Program 3, Sound Program Writer, takes a sound created with the Sound Editor, compacts it, and automatically writes a BASIC program to play it. During the compacting phase, all unused bars at the ends of envelopes are chopped off. In addition, a menu asks you to choose which voices should be included, and all unused voices are omitted from the resulting program. So, for instance, if you design a sound that uses only one of the four voices, you can tell Sound Program Writer to discard the unused voices and use only the one you edited. This makes the sound play noticeably faster.

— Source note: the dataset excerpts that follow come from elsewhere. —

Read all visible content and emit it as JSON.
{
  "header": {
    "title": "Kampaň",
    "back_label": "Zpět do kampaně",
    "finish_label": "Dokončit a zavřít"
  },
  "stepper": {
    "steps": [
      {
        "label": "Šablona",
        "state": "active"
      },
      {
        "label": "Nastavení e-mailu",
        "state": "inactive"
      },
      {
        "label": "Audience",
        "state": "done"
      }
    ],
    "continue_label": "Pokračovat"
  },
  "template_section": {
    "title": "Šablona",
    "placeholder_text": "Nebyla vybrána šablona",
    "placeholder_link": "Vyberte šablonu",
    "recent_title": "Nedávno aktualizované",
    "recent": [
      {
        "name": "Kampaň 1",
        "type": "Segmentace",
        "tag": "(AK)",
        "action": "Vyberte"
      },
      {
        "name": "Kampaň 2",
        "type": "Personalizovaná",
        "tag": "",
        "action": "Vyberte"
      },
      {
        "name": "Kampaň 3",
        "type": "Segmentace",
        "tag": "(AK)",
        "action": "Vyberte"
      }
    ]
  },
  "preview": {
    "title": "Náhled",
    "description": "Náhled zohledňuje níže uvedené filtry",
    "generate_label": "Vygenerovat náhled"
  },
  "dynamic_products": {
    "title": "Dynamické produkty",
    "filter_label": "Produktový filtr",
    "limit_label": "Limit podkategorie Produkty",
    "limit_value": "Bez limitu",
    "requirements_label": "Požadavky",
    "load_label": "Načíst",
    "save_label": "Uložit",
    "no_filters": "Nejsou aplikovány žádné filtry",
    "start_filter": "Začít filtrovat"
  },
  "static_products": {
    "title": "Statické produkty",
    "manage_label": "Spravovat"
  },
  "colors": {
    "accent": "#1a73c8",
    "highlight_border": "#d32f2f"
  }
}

To add the sound to a BASIC program of your own, simply use the program created by Sound Program Writer as a subroutine. It's saved on disk in ASCII format and can be merged into any program with ENTER.

Disk Operations

Before you can play a sound with the Sound Player or convert it into a program with the Sound Program Writer, you have to save it on disk with the Sound Editor. To do this, select option 2 on the Main Menu (Save/Load/Del/Dir sound envelopes). This brings up the Input/ Output Menu:

1--Directory of *.SND files
2--Save envelopes file
3--Load envelopes file
4--Delete envelope file
Choice: ?

Pick option 2 to save a finished sound on disk. When you type in the filename, don't use an extender; the Sound Editor automatically appends the .SND extender to all envelope files. The same is tine when loading a file with option 3 or deleting a file with option 4.

Option 1 calls a directory of all files on the disk with the .SND extender, and option 5 returns to the Main Menu. You can also abort any save, load, or delete operation by typing X and pressing RETURN at the filename prompt.